After banging my head against the wall for a couple of hours, I managed to luck out on an issue that seemed extremely fucking weird and I had much hate for SwiftUI until I figured out the problem.

I was in the middle of building a release to test update mechanism on Shortcat when I noticed the onboarding screen's Next button would not appear to do anything.

The root symptom was the step binding was somehow not being set to .second, and was stuck in .first, confirmed by print statements (trusted tool) before and after:

Button(action: {
    withAnimation {
        print("before: \(step.rawValue)")
        step = .second
        print("after: \(step.rawValue)")
    }
}) {

This resulted in:

before: first
after: first

Which itself is weird as fuck, but what's weirder is it was only happening when being built for Release. For me, if a build setting is causing code to somehow have read-only variables, something is seriously cooked.

I cleaned my build folder, updated Xcode, made a new project and just put the relevant views into a fresh project, set it to Release, and... it worked fine.

What the fuck?

I tried cutting bits of code out that wasn't in the fresh project (dependencies etc) and nothing.

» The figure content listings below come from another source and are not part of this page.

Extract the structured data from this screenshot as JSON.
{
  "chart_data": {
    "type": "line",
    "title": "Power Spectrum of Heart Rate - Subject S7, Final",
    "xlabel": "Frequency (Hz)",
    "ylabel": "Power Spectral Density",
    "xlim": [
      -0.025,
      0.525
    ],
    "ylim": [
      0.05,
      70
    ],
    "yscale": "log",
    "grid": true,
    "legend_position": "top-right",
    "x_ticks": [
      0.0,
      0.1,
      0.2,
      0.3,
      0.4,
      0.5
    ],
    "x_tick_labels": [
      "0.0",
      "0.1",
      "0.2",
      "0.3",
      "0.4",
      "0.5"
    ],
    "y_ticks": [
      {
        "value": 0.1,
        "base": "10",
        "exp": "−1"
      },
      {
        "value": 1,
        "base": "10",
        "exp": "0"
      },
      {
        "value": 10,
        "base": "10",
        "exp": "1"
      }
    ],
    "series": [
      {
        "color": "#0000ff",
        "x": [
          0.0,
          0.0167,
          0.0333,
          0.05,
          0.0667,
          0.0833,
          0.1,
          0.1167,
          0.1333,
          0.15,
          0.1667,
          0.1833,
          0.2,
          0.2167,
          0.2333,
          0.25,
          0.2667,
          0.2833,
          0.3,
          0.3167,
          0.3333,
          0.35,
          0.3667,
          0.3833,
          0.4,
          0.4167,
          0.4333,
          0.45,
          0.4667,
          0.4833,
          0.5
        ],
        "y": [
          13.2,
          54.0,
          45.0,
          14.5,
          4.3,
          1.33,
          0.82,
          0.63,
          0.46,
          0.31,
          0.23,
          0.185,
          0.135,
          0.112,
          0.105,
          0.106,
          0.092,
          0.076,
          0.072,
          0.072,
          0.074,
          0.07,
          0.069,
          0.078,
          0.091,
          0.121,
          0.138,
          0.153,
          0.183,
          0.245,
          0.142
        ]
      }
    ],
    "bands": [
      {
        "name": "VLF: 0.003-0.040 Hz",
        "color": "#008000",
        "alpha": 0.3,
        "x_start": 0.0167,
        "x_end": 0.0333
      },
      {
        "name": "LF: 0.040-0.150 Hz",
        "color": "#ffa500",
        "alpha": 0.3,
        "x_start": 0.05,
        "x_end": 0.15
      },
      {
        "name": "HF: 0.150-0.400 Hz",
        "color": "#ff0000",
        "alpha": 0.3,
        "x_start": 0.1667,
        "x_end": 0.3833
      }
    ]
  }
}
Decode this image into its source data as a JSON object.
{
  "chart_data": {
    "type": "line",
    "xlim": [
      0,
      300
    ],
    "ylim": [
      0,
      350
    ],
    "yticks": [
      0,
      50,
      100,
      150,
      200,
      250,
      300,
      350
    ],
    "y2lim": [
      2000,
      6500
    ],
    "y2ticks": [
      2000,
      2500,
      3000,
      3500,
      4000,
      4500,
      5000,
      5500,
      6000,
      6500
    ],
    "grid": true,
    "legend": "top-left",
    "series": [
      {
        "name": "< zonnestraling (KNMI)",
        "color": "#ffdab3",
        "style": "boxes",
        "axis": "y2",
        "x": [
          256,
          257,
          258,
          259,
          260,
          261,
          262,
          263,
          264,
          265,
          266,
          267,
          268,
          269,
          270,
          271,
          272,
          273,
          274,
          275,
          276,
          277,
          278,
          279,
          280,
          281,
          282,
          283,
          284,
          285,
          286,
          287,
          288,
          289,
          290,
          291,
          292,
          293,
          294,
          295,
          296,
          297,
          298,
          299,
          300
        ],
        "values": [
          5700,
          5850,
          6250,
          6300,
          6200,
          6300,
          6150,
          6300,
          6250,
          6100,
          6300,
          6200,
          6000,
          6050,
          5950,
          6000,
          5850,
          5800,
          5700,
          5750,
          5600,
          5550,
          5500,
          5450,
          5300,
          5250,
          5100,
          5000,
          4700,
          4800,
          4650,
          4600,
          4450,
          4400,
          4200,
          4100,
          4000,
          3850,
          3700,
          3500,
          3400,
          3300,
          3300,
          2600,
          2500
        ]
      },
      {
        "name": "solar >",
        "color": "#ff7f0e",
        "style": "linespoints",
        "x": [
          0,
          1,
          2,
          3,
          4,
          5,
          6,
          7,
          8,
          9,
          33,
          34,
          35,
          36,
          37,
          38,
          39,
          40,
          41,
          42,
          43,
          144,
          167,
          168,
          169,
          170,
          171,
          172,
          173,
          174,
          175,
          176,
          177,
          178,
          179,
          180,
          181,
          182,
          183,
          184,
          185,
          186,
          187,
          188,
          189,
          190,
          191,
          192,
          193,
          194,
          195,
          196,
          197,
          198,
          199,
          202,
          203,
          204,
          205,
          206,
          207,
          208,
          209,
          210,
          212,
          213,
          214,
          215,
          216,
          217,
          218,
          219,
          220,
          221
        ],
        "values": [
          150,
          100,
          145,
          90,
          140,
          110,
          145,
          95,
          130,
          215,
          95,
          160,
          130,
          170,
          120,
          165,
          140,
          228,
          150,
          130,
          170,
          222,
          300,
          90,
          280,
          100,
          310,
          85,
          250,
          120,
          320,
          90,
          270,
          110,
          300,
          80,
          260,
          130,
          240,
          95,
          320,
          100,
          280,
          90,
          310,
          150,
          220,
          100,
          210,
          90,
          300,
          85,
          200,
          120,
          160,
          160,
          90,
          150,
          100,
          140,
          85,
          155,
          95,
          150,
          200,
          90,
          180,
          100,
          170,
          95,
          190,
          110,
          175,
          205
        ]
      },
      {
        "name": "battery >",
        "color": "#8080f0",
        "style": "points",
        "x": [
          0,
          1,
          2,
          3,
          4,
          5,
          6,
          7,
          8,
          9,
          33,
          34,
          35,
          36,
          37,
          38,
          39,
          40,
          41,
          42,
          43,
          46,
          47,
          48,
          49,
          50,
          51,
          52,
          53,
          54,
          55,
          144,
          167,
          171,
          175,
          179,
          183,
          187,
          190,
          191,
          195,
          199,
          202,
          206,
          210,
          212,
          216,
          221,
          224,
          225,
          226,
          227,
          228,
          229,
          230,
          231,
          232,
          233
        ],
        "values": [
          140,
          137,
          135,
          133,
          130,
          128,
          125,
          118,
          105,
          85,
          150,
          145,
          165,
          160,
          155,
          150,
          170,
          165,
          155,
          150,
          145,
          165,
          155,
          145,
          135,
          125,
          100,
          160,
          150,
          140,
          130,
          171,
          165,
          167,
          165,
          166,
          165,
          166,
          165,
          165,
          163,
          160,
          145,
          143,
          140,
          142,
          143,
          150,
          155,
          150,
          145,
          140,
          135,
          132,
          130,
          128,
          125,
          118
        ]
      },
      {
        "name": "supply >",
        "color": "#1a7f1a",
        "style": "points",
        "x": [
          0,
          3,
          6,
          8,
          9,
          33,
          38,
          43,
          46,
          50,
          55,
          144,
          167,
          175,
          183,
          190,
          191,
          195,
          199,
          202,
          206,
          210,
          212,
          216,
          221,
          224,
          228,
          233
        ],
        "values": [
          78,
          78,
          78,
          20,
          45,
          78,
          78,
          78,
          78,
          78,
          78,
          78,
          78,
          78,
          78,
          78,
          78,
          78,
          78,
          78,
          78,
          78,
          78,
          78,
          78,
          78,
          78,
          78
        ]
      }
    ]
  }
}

I had to resort to looking at seeing what build options were different between Development and Release, and eventually happened to change the Reflection Metadata Level option to All... and it worked!?

A quick search for swift reflection metadata level, I spotted a link that said "SwiftUI state not updated in older project" and I figured that absolutely must be it.

A Google search result that had the link to a StackOverflow article.

The question was 1 year and 10 months old (at time of writing). I gave the relevant answer and upvote, and figured I'd write a post about it so hopefully someone using the keywords I used will also discover the answer one day.